This letter is interesting for a number of reasons. First, it demonstrates the breadth of the challenge confronted by CRRT when he rapidly assembled The Silmarillion for publication in 1977. The fall of Doriath has received some attention because it was the element least modified from its early conception of all of the Great Tales. When HoME was published over time, some were critical of CRRT for "rushing" the publication of The Silmarillion opining that it may have resulted in JRRT's "final" or "latest" conceptions being omitted. Clearly, CRRT did not have access to this letter (or overlooked it) when preparing The Silmarillion for publication. But if the letter was available, I question whether it would have changed his approach to the fall of Doriath.

CRRT was often faced with differing versions of his father's work. The difficulties he encountered included determining which versions were the latest in time, which were experimental, and which (if any) were final. CRRT admitted this difficulty after the fact. However, it is also clear that JRRT "thought about" revisions to his work with pencil in hand. Witness NoME and the multiple iterations of his musings on time and the aging of the Eldar. Consider his experimentation with a "round world" conception of Arda. I would speculate that CRRT was at least aware of the latter even in 1977, but chose not to attempt to modify his father's stories. To do so would have required both speculation, as well as wholesale drafting, not mere revision, of portions of JRRT's mythos.
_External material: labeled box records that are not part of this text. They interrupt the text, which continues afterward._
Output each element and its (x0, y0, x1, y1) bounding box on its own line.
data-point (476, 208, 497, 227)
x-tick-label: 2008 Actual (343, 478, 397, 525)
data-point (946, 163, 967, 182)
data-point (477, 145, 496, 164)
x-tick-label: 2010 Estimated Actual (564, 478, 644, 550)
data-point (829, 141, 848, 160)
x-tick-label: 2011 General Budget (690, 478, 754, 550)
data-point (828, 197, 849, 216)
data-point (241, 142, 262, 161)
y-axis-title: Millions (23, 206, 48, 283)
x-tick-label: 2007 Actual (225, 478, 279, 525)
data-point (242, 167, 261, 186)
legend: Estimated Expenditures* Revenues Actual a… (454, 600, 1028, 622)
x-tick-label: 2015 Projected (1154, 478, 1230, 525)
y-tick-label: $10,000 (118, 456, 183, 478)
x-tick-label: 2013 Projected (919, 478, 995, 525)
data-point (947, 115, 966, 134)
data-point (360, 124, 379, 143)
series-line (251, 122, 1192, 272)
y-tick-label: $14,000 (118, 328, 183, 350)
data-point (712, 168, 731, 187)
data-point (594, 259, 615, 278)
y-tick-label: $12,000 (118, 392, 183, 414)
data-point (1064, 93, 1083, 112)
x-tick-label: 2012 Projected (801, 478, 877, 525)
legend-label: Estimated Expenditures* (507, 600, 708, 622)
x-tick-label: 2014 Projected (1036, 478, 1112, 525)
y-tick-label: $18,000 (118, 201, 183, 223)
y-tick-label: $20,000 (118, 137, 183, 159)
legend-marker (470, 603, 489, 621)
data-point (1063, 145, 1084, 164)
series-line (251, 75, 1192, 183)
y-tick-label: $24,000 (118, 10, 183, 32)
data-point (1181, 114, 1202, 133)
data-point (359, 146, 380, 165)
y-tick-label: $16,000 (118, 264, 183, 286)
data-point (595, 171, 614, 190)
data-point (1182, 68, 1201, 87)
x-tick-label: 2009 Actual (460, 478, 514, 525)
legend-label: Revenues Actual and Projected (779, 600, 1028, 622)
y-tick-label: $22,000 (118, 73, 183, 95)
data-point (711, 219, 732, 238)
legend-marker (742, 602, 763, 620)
A further comment. JRRT was what we Americans would call a "pack rat." He apparently retained a significant portion of his writings, notes and doodles over his lifetime. However, his papers were not well organized. When he was actively drafting, it seems that he sometimes had earlier drafts on hand. But when he was writing down his musings, thoughts and ideas, or writing a letter, he often did not have his drafts available and worked from memory. As a result, details changed. Here, perhaps the discussions of the timing of Thingol's death, when the Dwarves were passing through Doriath's borders, Hurin's attitude towards Thingol and what happened to his band of bandits (for lack of a better term) were not necessarily a "final conception" but rather his best recollection of what he had written before (maybe combined with some real time revision).